SHAKESPEARE: Hamlet (Act V)
Alas! poor Yorick. -Hamlet (Act V, Scene One)
George Jones passed away this week. So what does that have to do with Great Books? Actually, his death has a great deal to do with Great Books. For those who aren’t familiar with who he was, George Jones was to country music sort of like what Alexander the Great was to Greek history or Julius Caesar was to Roman history. And to paraphrase one of George’s songs: who’s gonna fill their shoes? Men like these don’t come across the stage of history very often. And characters like Hamlet don’t come across the stage of drama very often. In this play Hamlet meditates on the ultimate end of all human beings, even people as great as Alexander the Great, or Julius Caesar, or George Jones; or even me and you.
In Act V Hamlet is talking to his friend Horatio. They come across a couple of guys digging a grave. And Hamlet has this habit of daydreaming out loud about philosophical things. So naturally when he sees a freshly-dug grave his thoughts take off: what’s going to happen to us Horatio? Who knows what happens to us once we’re put into the ground? Even a man like Alexander the Great will dissolve into dust. And who knows if that dust won’t someday find its way back into this world to plug up a keg of beer? Think about it, Horatio, what would Alexander say if he came back and saw his body (or what was left of it) being used in a keg of beer at a rowdy college frat party? Oh, how the mighty have fallen! Is this what we’re born for, to wind up in a beer keg? Or take Julius Caesar. Not so many years after he was assassinated his body must have turned to clay. Now imagine some peasant digging up a clod of dirt outside his house and using it to patch up a hole to keep the cold wind out. That could be Caesar’s body for all we know. Is this what we’re born for, to be plaster against bad weather? How could Horatio answer such questions? How can anyone?

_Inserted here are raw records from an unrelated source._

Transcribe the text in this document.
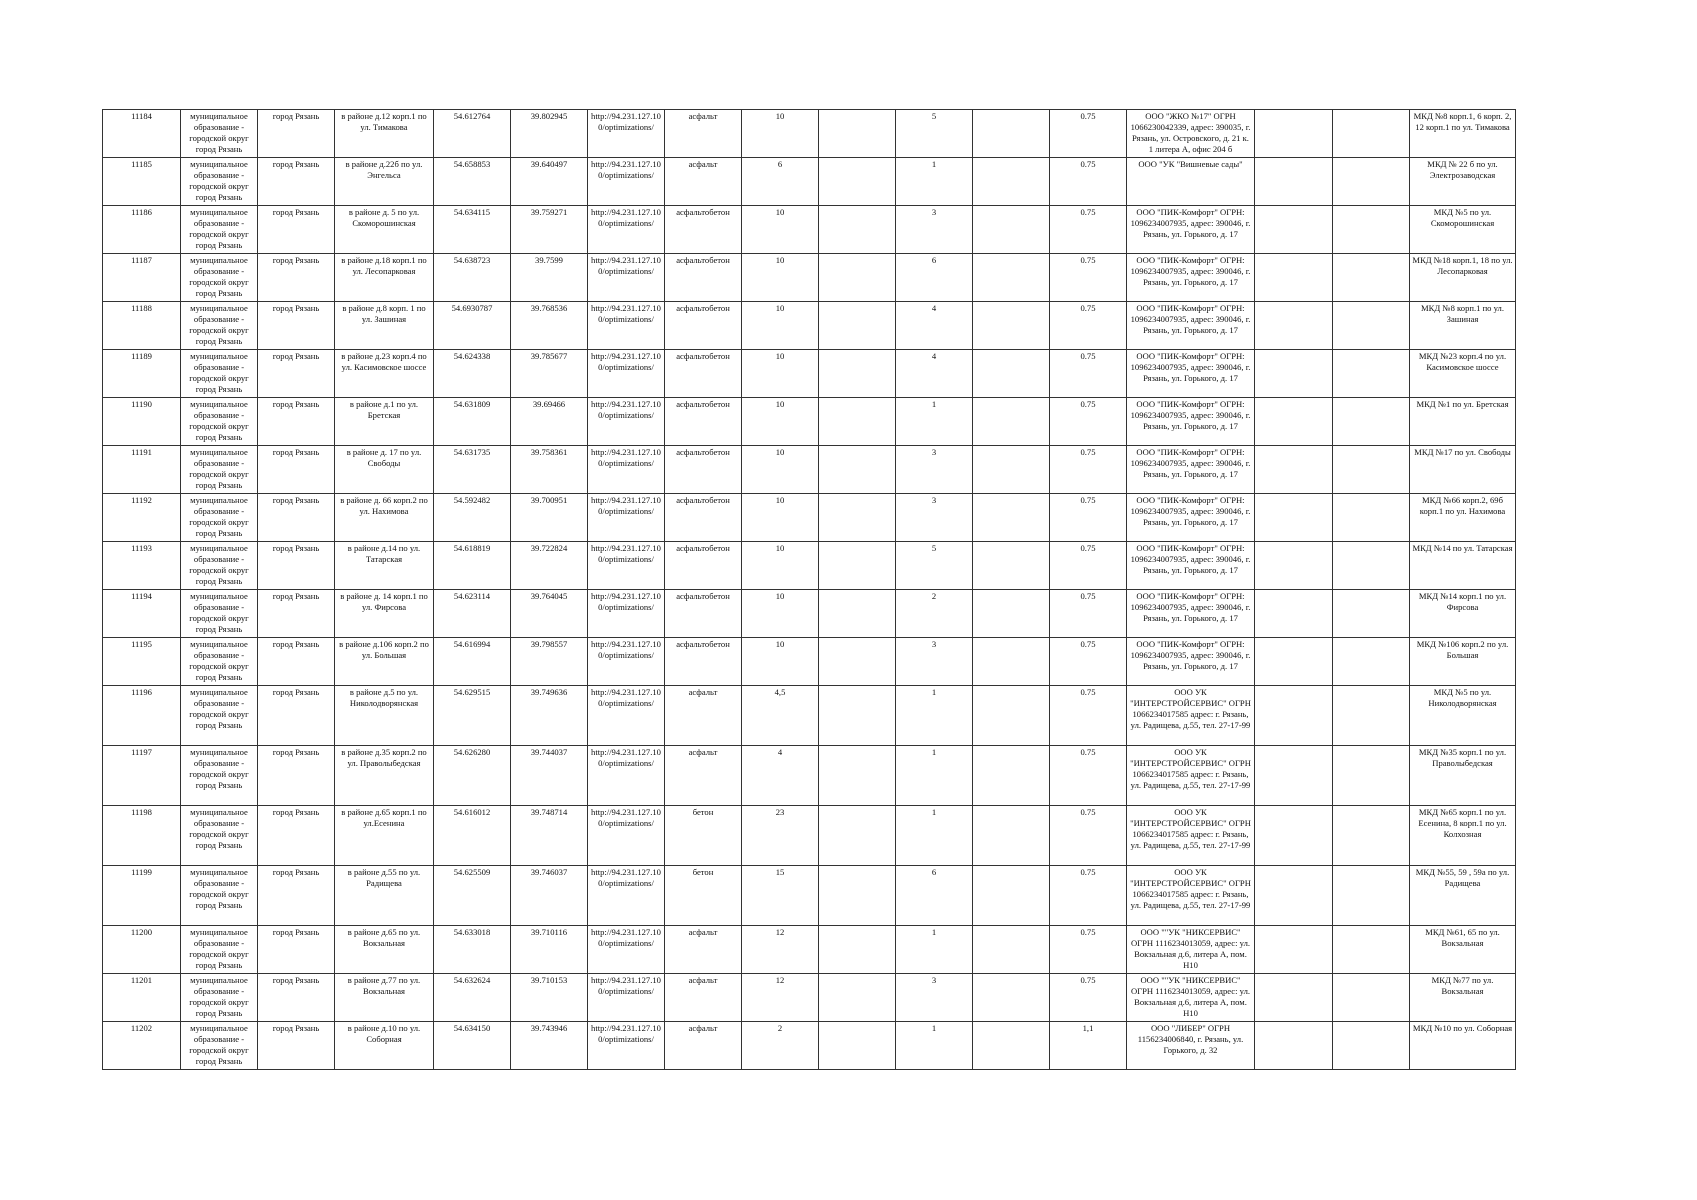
11184	муниципальное образование - городской округ город Рязань	город Рязань	в районе д.12 корп.1 по ул. Тимакова	54.612764	39.802945	http://94.231.127.10 0/optimizations/	асфальт	10		5		0.75	ООО "ЖКО №17" ОГРН 1066230042339, адрес: 390035, г. Рязань, ул. Островского, д. 21 к. 1 литера А, офис 204 б			МКД №8 корп.1, 6 корп. 2, 12 корп.1 по ул. Тимакова
11185	муниципальное образование - городской округ город Рязань	город Рязань	в районе д.22б по ул. Энгельса	54.658853	39.640497	http://94.231.127.10 0/optimizations/	асфальт	6		1		0.75	ООО "УК "Вишневые сады"			МКД № 22 б по ул. Электрозаводская
11186	муниципальное образование - городской округ город Рязань	город Рязань	в районе д. 5 по ул. Скоморошинская	54.634115	39.759271	http://94.231.127.10 0/optimizations/	асфальтобетон	10		3		0.75	ООО "ПИК-Комфорт" ОГРН: 1096234007935, адрес: 390046, г. Рязань, ул. Горького, д. 17			МКД №5 по ул. Скоморошинская
11187	муниципальное образование - городской округ город Рязань	город Рязань	в районе д.18 корп.1 по ул. Лесопарковая	54.638723	39.7599	http://94.231.127.10 0/optimizations/	асфальтобетон	10		6		0.75	ООО "ПИК-Комфорт" ОГРН: 1096234007935, адрес: 390046, г. Рязань, ул. Горького, д. 17			МКД №18 корп.1, 18 по ул. Лесопарковая
11188	муниципальное образование - городской округ город Рязань	город Рязань	в районе д.8 корп. 1 по ул. Зашиная	54.6930787	39.768536	http://94.231.127.10 0/optimizations/	асфальтобетон	10		4		0.75	ООО "ПИК-Комфорт" ОГРН: 1096234007935, адрес: 390046, г. Рязань, ул. Горького, д. 17			МКД №8 корп.1 по ул. Зашиная
11189	муниципальное образование - городской округ город Рязань	город Рязань	в районе д.23 корп.4 по ул. Касимовское шоссе	54.624338	39.785677	http://94.231.127.10 0/optimizations/	асфальтобетон	10		4		0.75	ООО "ПИК-Комфорт" ОГРН: 1096234007935, адрес: 390046, г. Рязань, ул. Горького, д. 17			МКД №23 корп.4 по ул. Касимовское шоссе
11190	муниципальное образование - городской округ город Рязань	город Рязань	в районе д.1 по ул. Бретская	54.631809	39.69466	http://94.231.127.10 0/optimizations/	асфальтобетон	10		1		0.75	ООО "ПИК-Комфорт" ОГРН: 1096234007935, адрес: 390046, г. Рязань, ул. Горького, д. 17			МКД №1 по ул. Бретская
11191	муниципальное образование - городской округ город Рязань	город Рязань	в районе д. 17 по ул. Свободы	54.631735	39.758361	http://94.231.127.10 0/optimizations/	асфальтобетон	10		3		0.75	ООО "ПИК-Комфорт" ОГРН: 1096234007935, адрес: 390046, г. Рязань, ул. Горького, д. 17			МКД №17 по ул. Свободы
11192	муниципальное образование - городской округ город Рязань	город Рязань	в районе д. 66 корп.2 по ул. Нахимова	54.592482	39.700951	http://94.231.127.10 0/optimizations/	асфальтобетон	10		3		0.75	ООО "ПИК-Комфорт" ОГРН: 1096234007935, адрес: 390046, г. Рязань, ул. Горького, д. 17			МКД №66 корп.2, 69б корп.1 по ул. Нахимова
11193	муниципальное образование - городской округ город Рязань	город Рязань	в районе д.14 по ул. Татарская	54.618819	39.722824	http://94.231.127.10 0/optimizations/	асфальтобетон	10		5		0.75	ООО "ПИК-Комфорт" ОГРН: 1096234007935, адрес: 390046, г. Рязань, ул. Горького, д. 17			МКД №14 по ул. Татарская
11194	муниципальное образование - городской округ город Рязань	город Рязань	в районе д. 14 корп.1 по ул. Фирсова	54.623114	39.764045	http://94.231.127.10 0/optimizations/	асфальтобетон	10		2		0.75	ООО "ПИК-Комфорт" ОГРН: 1096234007935, адрес: 390046, г. Рязань, ул. Горького, д. 17			МКД №14 корп.1 по ул. Фирсова
11195	муниципальное образование - городской округ город Рязань	город Рязань	в районе д.106 корп.2 по ул. Большая	54.616994	39.798557	http://94.231.127.10 0/optimizations/	асфальтобетон	10		3		0.75	ООО "ПИК-Комфорт" ОГРН: 1096234007935, адрес: 390046, г. Рязань, ул. Горького, д. 17			МКД №106 корп.2 по ул. Большая
11196	муниципальное образование - городской округ город Рязань	город Рязань	в районе д.5 по ул. Николодворянская	54.629515	39.749636	http://94.231.127.10 0/optimizations/	асфальт	4,5		1		0.75	ООО УК "ИНТЕРСТРОЙСЕРВИС" ОГРН 1066234017585 адрес: г. Рязань, ул. Радищева, д.55, тел. 27-17-99			МКД №5 по ул. Николодворянская
11197	муниципальное образование - городской округ город Рязань	город Рязань	в районе д.35 корп.2 по ул. Праволыбедская	54.626280	39.744037	http://94.231.127.10 0/optimizations/	асфальт	4		1		0.75	ООО УК "ИНТЕРСТРОЙСЕРВИС" ОГРН 1066234017585 адрес: г. Рязань, ул. Радищева, д.55, тел. 27-17-99			МКД №35 корп.1 по ул. Праволыбедская
11198	муниципальное образование - городской округ город Рязань	город Рязань	в районе д.65 корп.1 по ул.Есенина	54.616012	39.748714	http://94.231.127.10 0/optimizations/	бетон	23		1		0.75	ООО УК "ИНТЕРСТРОЙСЕРВИС" ОГРН 1066234017585 адрес: г. Рязань, ул. Радищева, д.55, тел. 27-17-99			МКД №65 корп.1 по ул. Есенина, 8 корп.1 по ул. Колхозная
11199	муниципальное образование - городской округ город Рязань	город Рязань	в районе д.55 по ул. Радищева	54.625509	39.746037	http://94.231.127.10 0/optimizations/	бетон	15		6		0.75	ООО УК "ИНТЕРСТРОЙСЕРВИС" ОГРН 1066234017585 адрес: г. Рязань, ул. Радищева, д.55, тел. 27-17-99			МКД №55, 59 , 59а по ул. Радищева
11200	муниципальное образование - городской округ город Рязань	город Рязань	в районе д.65 по ул. Вокзальная	54.633018	39.710116	http://94.231.127.10 0/optimizations/	асфальт	12		1		0.75	ООО ""УК "НИКСЕРВИС" ОГРН 1116234013059, адрес: ул. Вокзальная д.6, литера А, пом. Н10			МКД №61, 65 по ул. Вокзальная
11201	муниципальное образование - городской округ город Рязань	город Рязань	в районе д.77 по ул. Вокзальная	54.632624	39.710153	http://94.231.127.10 0/optimizations/	асфальт	12		3		0.75	ООО ""УК "НИКСЕРВИС" ОГРН 1116234013059, адрес: ул. Вокзальная д.6, литера А, пом. Н10			МКД №77 по ул. Вокзальная
11202	муниципальное образование - городской округ город Рязань	город Рязань	в районе д.10 по ул. Соборная	54.634150	39.743946	http://94.231.127.10 0/optimizations/	асфальт	2		1		1,1	ООО "ЛИБЕР" ОГРН 1156234006840, г. Рязань, ул. Горького, д. 32			МКД №10 по ул. Соборная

Hamlet may be a melancholy man, but he does have a point. Where will any of us be a hundred years from now? Maybe we can’t say for sure where we’ll be on a map. But one thing we know for sure is that we’ll all be dead. Thinking about that kind of stuff is enough to make anybody melancholy. So most of us, most of the time, either don’t bother thinking about it or push it out of our minds when thoughts about death intrude; which brings us back to George Jones and the Great Books. When someone dies, we can’t ignore it any more. Then what? Hamlet had the same problem we do. Most people have probably seen a drawing or a painting of Hamlet holding up a skull and saying: Alas! poor Yorick. Who’s Yorick? Yorick was the George Jones of the Danish court in Hamlet’s childhood. The Danes didn’t have country music for singers to sing about broken hearts and fools in love. But they had a court jester who did essentially the same thing. Yorick brought music and laughter and joy into the royal family and courtesans. But Yorick also brought the tough truths of life to them. Hamlet was seven years old when Yorick died. Hamlet still remembers riding on his back and the jokes and songs Yorick would make up. Now nothing is left of Yorick but a silent skull. Is this the final end of us all; even me and you and George Jones? Is this the cold hard truth about life? George Jones was confronted with the same cold hard truth and wrote a song about it for his own “court” of country music fans: “You don't know who I am /But I know all about you… I'm gonna say this just one time / Time is running out on you / You best remember me my friend / I am the cold hard truth.” Shakespeare couldn’t have said it any better. George Jones, 1931-2013, RIP.